Although more large enterprises are getting on board with software-as-a-service, adoption typically still starts at a department level, analysts say. A user signs up for a subscription using a department’s operating funds and spreads the word to co-workers, Mankowski says. “All of a sudden it gets viral. That’s how [software-as-a-service] sells in an enterprise,” he says. What is changing is that IT departments, which sometimes were a barrier to software-as-a-service adoption, increasingly are sanctioning the model, won over by its lower upfront costs compared with applications deployed on-premises, faster deployments and more predictable ongoing costs.

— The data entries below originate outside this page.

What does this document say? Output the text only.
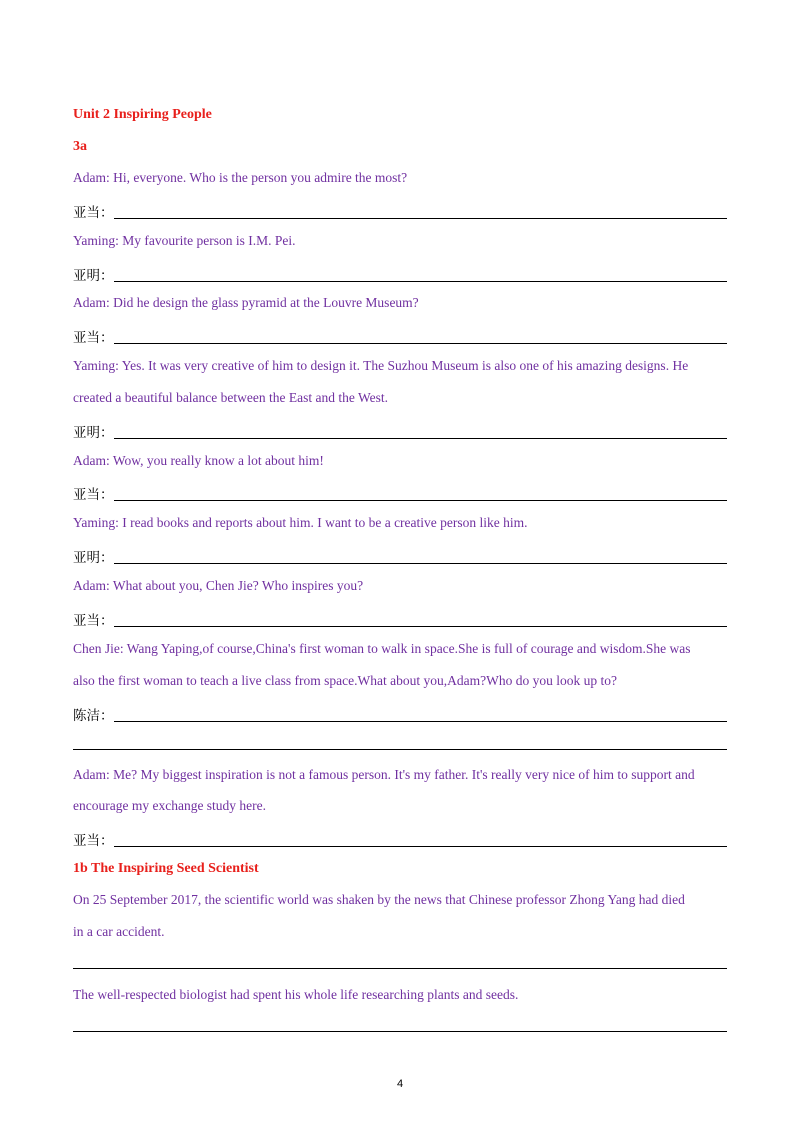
Unit 2 Inspiring People
3a
Adam: Hi, everyone. Who is the person you admire the most?
亚当：
Yaming: My favourite person is I.M. Pei.
亚明：
Adam: Did he design the glass pyramid at the Louvre Museum?
亚当：
Yaming: Yes. It was very creative of him to design it. The Suzhou Museum is also one of his amazing designs. He
created a beautiful balance between the East and the West.
亚明：
Adam: Wow, you really know a lot about him!
亚当：
Yaming: I read books and reports about him. I want to be a creative person like him.
亚明：
Adam: What about you, Chen Jie? Who inspires you?
亚当：
Chen Jie: Wang Yaping,of course,China's first woman to walk in space.She is full of courage and wisdom.She was
also the first woman to teach a live class from space.What about you,Adam?Who do you look up to?
陈洁：
Adam: Me? My biggest inspiration is not a famous person. It's my father. It's really very nice of him to support and
encourage my exchange study here.
亚当：
1b The Inspiring Seed Scientist
On 25 September 2017, the scientific world was shaken by the news that Chinese professor Zhong Yang had died
in a car accident.
The well-respected biologist had spent his whole life researching plants and seeds.
4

Security concerns, which used to be a bigger issue three or four years ago when enterprises weren’t as comfortable with Internet-delivered applications as they are today, are subsiding, Mankowski says. “The security issue has not melted away, but it’s certainly less of an issue now than it was a few years ago.”

Beyond CRM

As IT executives have become more accepting of software-as-a-service, they are looking to deploy the model beyond CRM — a typical software-as-a-service entry point. Human-capital management is one hot area. Payroll giant ADP, for example, has been building out its hosted software portfolio via such acquisitions as on-demand talent management vendor VirtualEdge and employee services vendor Employease. Meanwhile, PeopleSoft co-founder Dave Duffield in late 2006 unveiled Workday, a software-as-a-service start-up that is focused initially on human-capital management and plans to expand deeper into ERP .

Software-as-a-service providers also have made headway in such markets as finance and accounting, supply chain, procurement, document management, e-commerce and regulatory compliance . NetSuite, for example, offers a broad suite of hosted ERP, CRM and e-commerce applications. The regulatory arena includes such software-as-a-service players as Axentis and Enviance.

San Diego Gas & Electric (SDG&E) uses the Enviance’s software-as-a-service platform to streamline the capture and analysis of environmental and safety compliance data. When the public utility reentered the electric-generation business, it needed a way to manage the associated regulatory requirements. Kelly Hunt, generation compliance manager at SDG&E, quickly realized she needed a more robust system than spreadsheets to tackle the challenge.

Enviance’s software is tied to the plant’s core operational system, OSIsoft PI System. By integrating the two, SDG&E automatically schedules, executes and documents such tasks as preventive maintenance — reducing the company’s dependency on manual processes. “There’s less opportunity for error,” Hunt says. With infractions costing as much as US$25,000 per day, per violation, that’s a critical concern.

Hunt didn’t set out to buy a software-as-a-service solution for regulatory compliance, but Enviance’s hosted model turned out to be a strong selling point as SDG&E evaluated vendors , she says. “We don’t have to manage the servers, any upgrades. Enviance takes care of all of it,” she says.

Likewise for Postini’s Bloomquist, the main appeal of the software-as-a-service model is that someone else is responsible for taking care of the application.